Fighting Whaling in Court and in Port as Iceland Resumes Fin Whale Hunting

After a two year suspension, Iceland has resumed hunting endangered fin whales.  Photographs taken by undercover Greenpeace activists show a harpooned fin whale being cut up for meat, likely to be exported to Japan.  Meanwhile, environmentalists are fighting whaling in the courts and the world’s ports.

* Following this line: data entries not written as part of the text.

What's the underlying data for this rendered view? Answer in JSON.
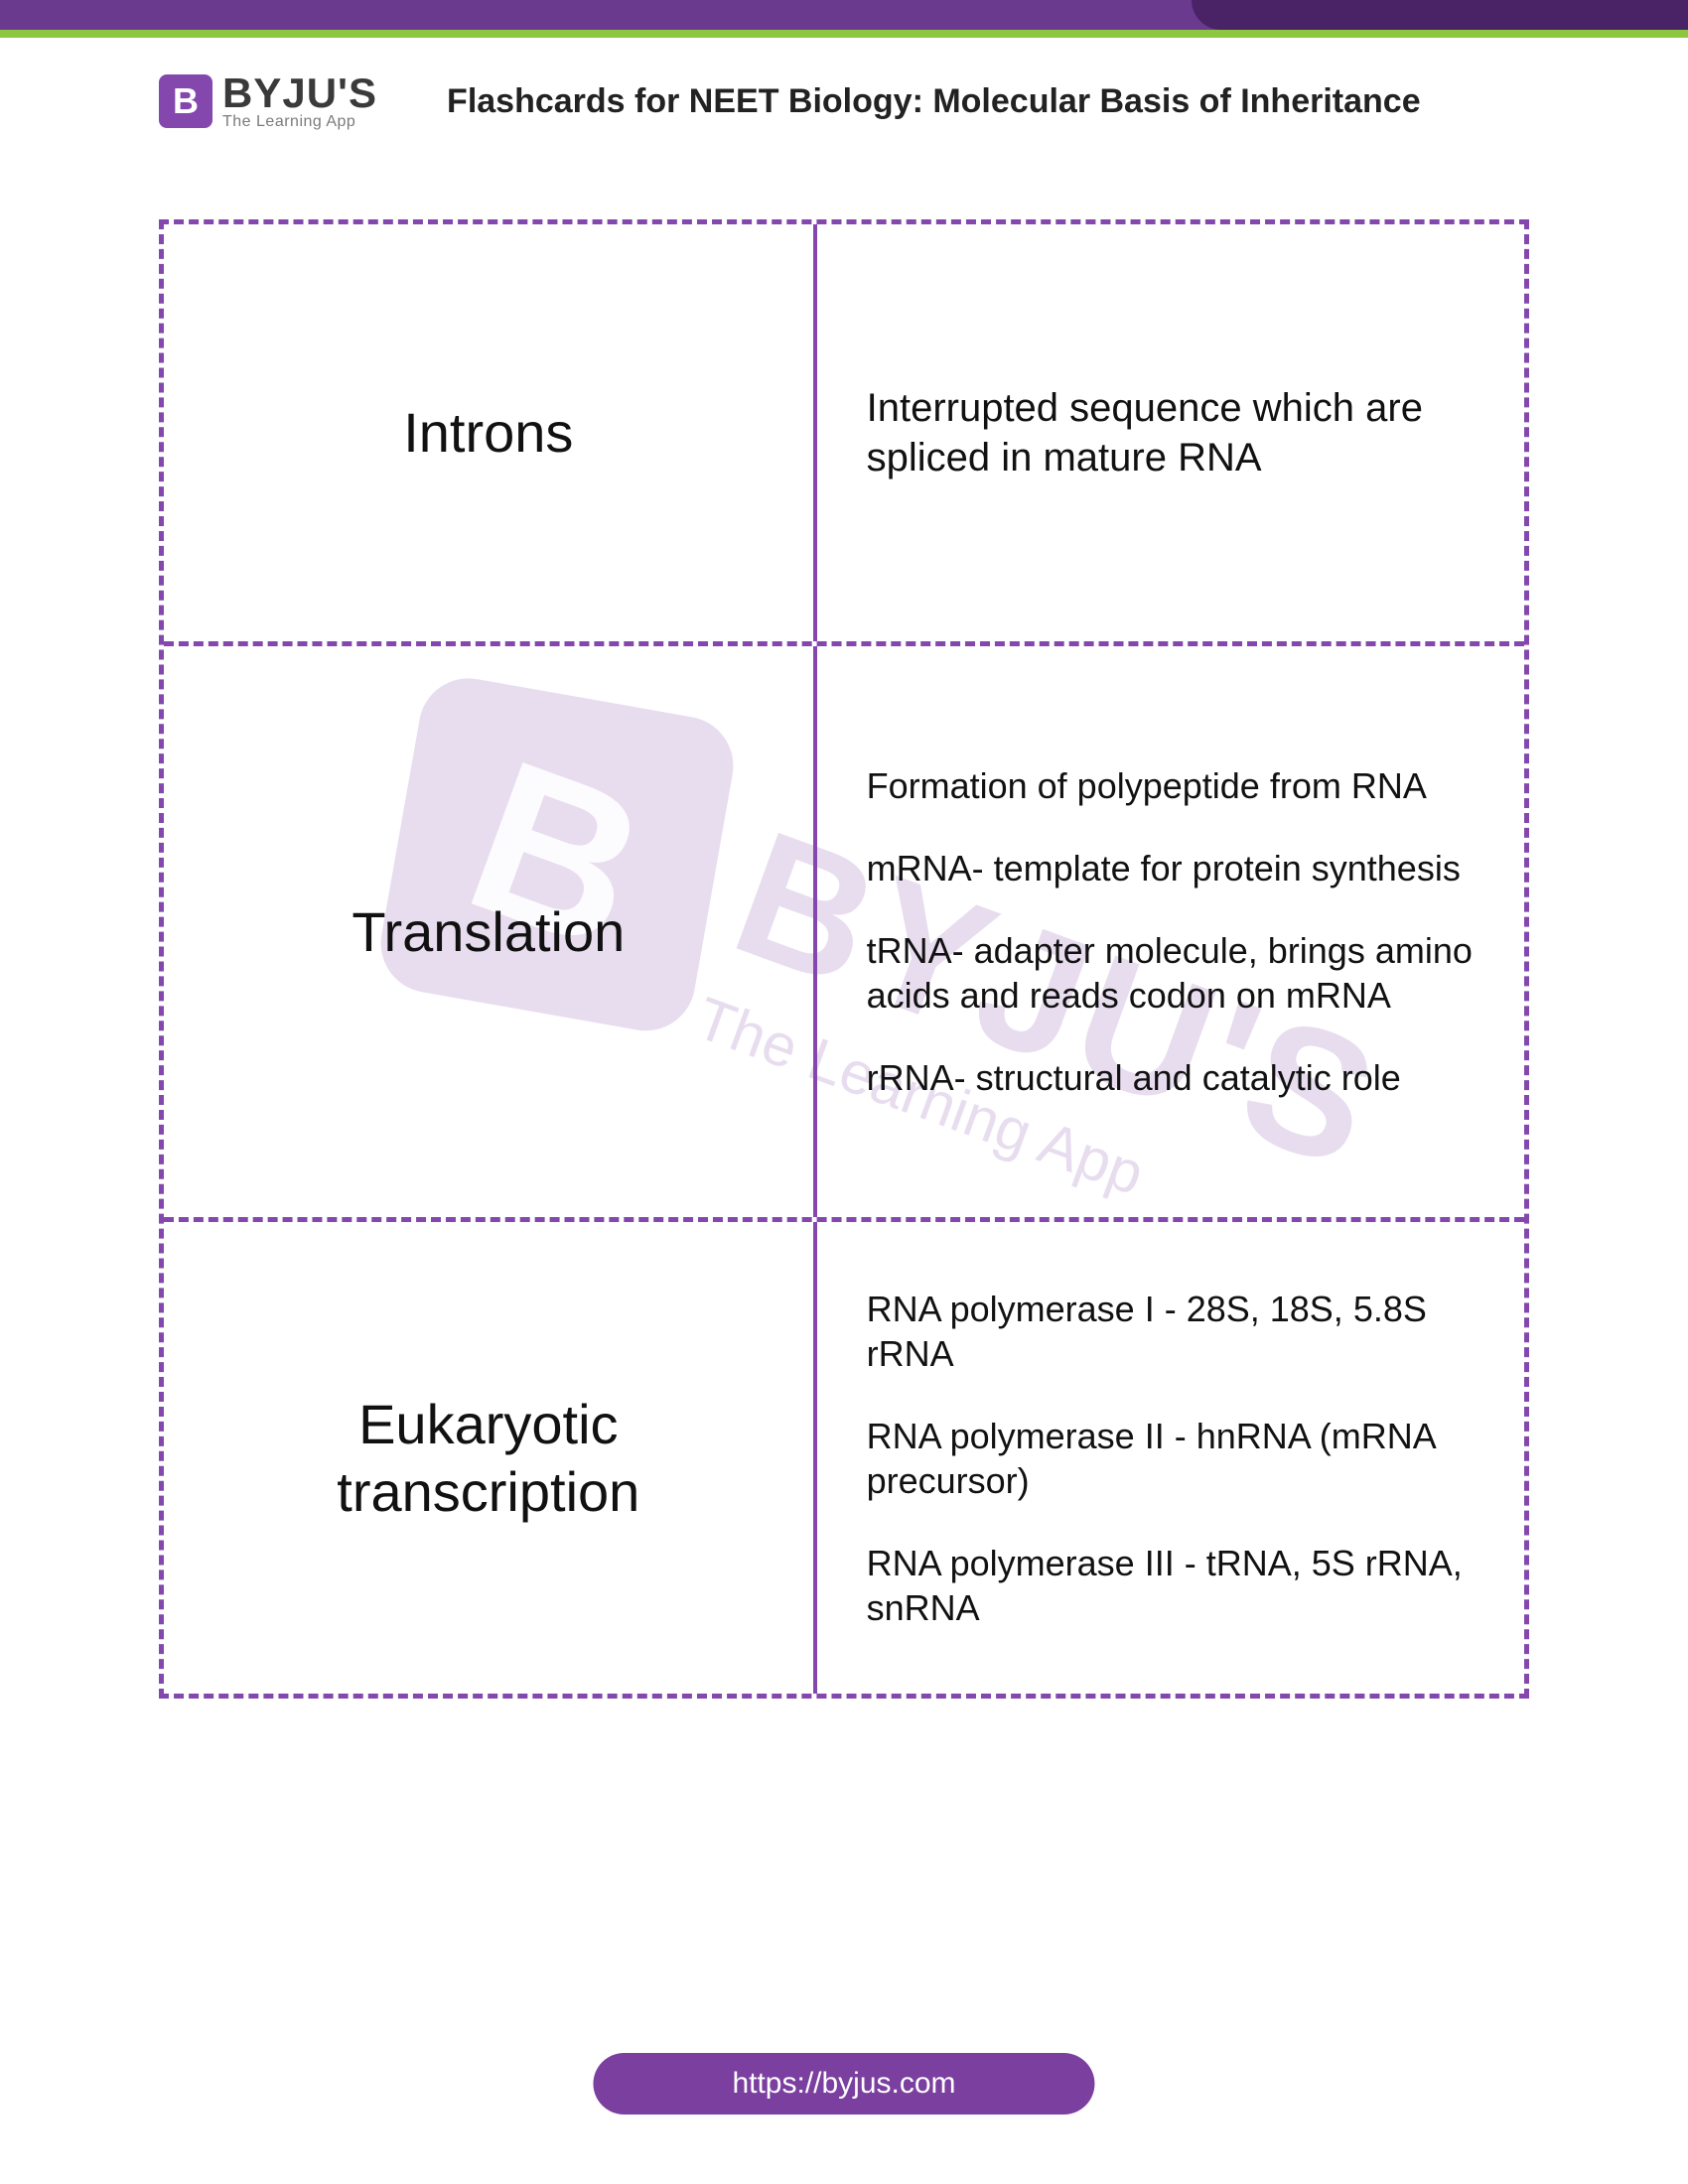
{
  "brand": {
    "logo_letter": "B",
    "name": "BYJU'S",
    "tagline": "The Learning App"
  },
  "doc_title": "Flashcards for NEET Biology: Molecular Basis of Inheritance",
  "watermark": {
    "letter": "B",
    "name": "BYJU'S",
    "tagline": "The Learning App"
  },
  "cards": {
    "introns": {
      "term": "Introns",
      "definition": "Interrupted sequence which are spliced in mature RNA"
    },
    "translation": {
      "term": "Translation",
      "lines": [
        "Formation of polypeptide from RNA",
        "mRNA- template for protein synthesis",
        "tRNA- adapter molecule, brings amino acids and reads codon on mRNA",
        "rRNA- structural and catalytic role"
      ]
    },
    "eukaryotic": {
      "term": "Eukaryotic transcription",
      "lines": [
        "RNA polymerase I - 28S, 18S, 5.8S rRNA",
        "RNA polymerase II - hnRNA (mRNA precursor)",
        "RNA polymerase III - tRNA, 5S rRNA, snRNA"
      ]
    }
  },
  "footer_url": "https://byjus.com",
  "colors": {
    "brand_purple": "#8347ad",
    "dark_purple": "#4a2266",
    "green": "#8dc63f",
    "text": "#111111"
  }
}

Greenpeace Whaling Action, Hamburg

Earlier this month, six containers, containing 130 tonnes of whale meat, shipped from Iceland, bound for Japan, were stopped at the port of Hamburg and sent back to Iceland.  The EU does not allow the importation of whale products.  This appears to be the first time that the trans-shipment of such products has also been banned.  The International Whaling Commission imposed a global moratorium on whaling in 1986.  Iceland and Norway are the only two countries still openly practicing commercial whaling in defiance of the moratorium.

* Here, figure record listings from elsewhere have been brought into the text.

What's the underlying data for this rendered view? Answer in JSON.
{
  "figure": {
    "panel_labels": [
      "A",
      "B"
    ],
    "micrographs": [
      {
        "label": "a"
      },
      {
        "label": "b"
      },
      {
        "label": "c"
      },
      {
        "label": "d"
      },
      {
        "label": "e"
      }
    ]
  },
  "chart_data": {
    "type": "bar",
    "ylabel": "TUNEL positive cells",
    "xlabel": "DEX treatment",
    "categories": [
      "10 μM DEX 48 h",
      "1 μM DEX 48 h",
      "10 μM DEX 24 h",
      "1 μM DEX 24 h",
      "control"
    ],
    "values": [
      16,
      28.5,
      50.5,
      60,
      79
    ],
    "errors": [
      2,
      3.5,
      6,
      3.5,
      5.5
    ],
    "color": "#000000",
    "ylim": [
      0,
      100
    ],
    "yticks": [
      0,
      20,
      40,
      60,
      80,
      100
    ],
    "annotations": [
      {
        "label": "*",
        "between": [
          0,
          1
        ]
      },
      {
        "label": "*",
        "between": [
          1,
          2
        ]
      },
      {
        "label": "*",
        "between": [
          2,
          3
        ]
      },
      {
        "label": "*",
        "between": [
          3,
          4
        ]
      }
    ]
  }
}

Japan notionally supports the whaling moratorium, while exploiting a loophole which allows whaling for “scientific research.”  Earlier this month, the government of Australia, supported by New Zealand, asked the International Court of Justice at the Hague to halt the Japanese whaling fleet’s annual trips to harpoon minke and fin whales.  The Japanese argue the whaling is scientific research allowed under international law while Australia calls the claim a front for commercial whaling.